Chloe Caldwell

Personal information
- Born: 29 June 1988 (age 37) Sydney, New South Wales, Australia
- Height: 176 cm (5 ft 9 in)
- Weight: 100 kg (15 st 10 lb)

Playing information
- Position: Prop
Club
| Years | Team | Pld | T | G | FG | P |
| 2018 | Sydney Roosters | 2 | 0 | 0 | 0 | 0 |
Representative
| Years | Team | Pld | T | G | FG | P |
| 2005–10 | New South Wales | 3 | 0 | 0 | 0 | 0 |
| 2010 | Australia | 1 | 0 | 0 | 0 | 0 |
| 2011–15 | Indigenous All Stars | 3 | 0 | 0 | 0 | 0 |
- Source: RLP As of 11 October 2020

= Chloe Caldwell =

Australian rugby league footballer

Chloe Caldwell (born 29 June 1988) is an Australian rugby league footballer who played for the Sydney Roosters in the NRL Women's Premiership.

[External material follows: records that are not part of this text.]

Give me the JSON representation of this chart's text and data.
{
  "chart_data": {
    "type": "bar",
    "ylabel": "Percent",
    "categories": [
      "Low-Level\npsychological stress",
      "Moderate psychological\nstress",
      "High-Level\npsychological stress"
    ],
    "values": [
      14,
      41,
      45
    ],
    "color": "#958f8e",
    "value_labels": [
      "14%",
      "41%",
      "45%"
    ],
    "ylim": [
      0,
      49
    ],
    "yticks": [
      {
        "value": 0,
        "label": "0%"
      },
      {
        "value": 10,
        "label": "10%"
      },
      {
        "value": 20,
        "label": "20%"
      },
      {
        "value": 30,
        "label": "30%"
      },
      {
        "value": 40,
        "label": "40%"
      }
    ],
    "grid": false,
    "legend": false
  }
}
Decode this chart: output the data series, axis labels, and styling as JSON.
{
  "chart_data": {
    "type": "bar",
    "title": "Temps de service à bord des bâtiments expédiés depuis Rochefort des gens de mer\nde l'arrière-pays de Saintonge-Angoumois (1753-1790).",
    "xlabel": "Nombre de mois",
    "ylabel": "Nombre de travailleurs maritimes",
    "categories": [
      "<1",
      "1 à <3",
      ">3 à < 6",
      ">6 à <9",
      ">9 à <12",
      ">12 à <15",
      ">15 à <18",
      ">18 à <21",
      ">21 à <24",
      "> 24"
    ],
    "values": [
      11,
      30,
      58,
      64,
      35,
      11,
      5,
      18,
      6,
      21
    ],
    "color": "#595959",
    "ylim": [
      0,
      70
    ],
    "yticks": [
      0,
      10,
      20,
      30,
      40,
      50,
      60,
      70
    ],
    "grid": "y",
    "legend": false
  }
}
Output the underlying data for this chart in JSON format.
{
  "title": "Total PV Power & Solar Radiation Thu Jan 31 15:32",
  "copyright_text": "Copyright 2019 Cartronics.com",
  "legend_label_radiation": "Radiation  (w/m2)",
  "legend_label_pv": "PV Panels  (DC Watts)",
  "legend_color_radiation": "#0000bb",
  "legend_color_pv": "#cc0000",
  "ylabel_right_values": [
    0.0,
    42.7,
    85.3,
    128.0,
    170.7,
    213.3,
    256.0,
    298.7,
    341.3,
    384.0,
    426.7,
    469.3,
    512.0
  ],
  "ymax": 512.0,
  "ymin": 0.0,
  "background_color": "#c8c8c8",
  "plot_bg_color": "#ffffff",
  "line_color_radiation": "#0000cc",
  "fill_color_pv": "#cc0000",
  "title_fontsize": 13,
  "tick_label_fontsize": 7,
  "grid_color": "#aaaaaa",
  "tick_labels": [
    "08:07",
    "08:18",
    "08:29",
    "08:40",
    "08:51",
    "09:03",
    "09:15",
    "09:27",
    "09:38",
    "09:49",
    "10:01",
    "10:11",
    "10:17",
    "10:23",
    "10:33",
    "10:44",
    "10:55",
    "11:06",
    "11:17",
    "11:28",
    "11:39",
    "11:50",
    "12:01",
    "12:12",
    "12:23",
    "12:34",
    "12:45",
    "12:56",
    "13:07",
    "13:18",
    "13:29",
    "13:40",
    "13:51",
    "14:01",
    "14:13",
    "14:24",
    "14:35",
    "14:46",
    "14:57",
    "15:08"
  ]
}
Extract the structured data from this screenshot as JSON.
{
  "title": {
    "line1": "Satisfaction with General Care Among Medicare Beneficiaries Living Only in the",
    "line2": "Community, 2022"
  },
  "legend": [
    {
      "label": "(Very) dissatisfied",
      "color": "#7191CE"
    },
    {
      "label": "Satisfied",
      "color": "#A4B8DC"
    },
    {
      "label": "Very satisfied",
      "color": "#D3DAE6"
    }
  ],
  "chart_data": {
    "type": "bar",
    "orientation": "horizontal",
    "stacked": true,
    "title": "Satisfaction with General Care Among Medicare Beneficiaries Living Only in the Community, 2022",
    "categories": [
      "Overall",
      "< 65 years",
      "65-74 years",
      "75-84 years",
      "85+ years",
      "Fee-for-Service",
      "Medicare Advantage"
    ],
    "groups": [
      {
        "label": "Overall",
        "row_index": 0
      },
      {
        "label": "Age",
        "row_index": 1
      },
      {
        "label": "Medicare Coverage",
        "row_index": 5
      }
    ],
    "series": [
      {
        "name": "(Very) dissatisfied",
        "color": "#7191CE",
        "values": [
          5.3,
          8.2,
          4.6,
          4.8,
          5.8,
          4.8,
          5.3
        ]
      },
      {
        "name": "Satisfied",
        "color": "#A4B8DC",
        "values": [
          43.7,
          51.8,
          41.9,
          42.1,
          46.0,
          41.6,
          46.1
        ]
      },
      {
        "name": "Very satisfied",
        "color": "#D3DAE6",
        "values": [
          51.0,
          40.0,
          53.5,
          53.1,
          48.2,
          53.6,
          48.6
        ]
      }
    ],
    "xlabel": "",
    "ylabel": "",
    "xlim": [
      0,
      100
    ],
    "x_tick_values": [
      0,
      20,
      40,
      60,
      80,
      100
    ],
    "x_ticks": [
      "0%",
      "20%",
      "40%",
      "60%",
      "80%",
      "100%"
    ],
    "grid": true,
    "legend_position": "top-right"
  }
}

Primarily a , she has represented Australia, New South Wales and the Indigenous All Stars.

==Playing career==
In 2005 and 2006, while playing for the Redfern All Blacks, Caldwell represented New South Wales. In 2010, she represented both Australia and New South Wales.

In 2011, Caldwell represented the Indigenous All Stars in the inaugural women's NRL All Stars game.

In May 2018, while playing for the South Sydney Rabbitohs in the NSWRL Women's Premiership, Caldwell represented NSW City at the Women's National Championships.

In September 2018, Caldwell joined the Sydney Roosters NRL Women's Premiership team. In Round 1 of the 2018 NRL Women's season, she made her debut for the Roosters in their 4–10 loss to the New Zealand Warriors.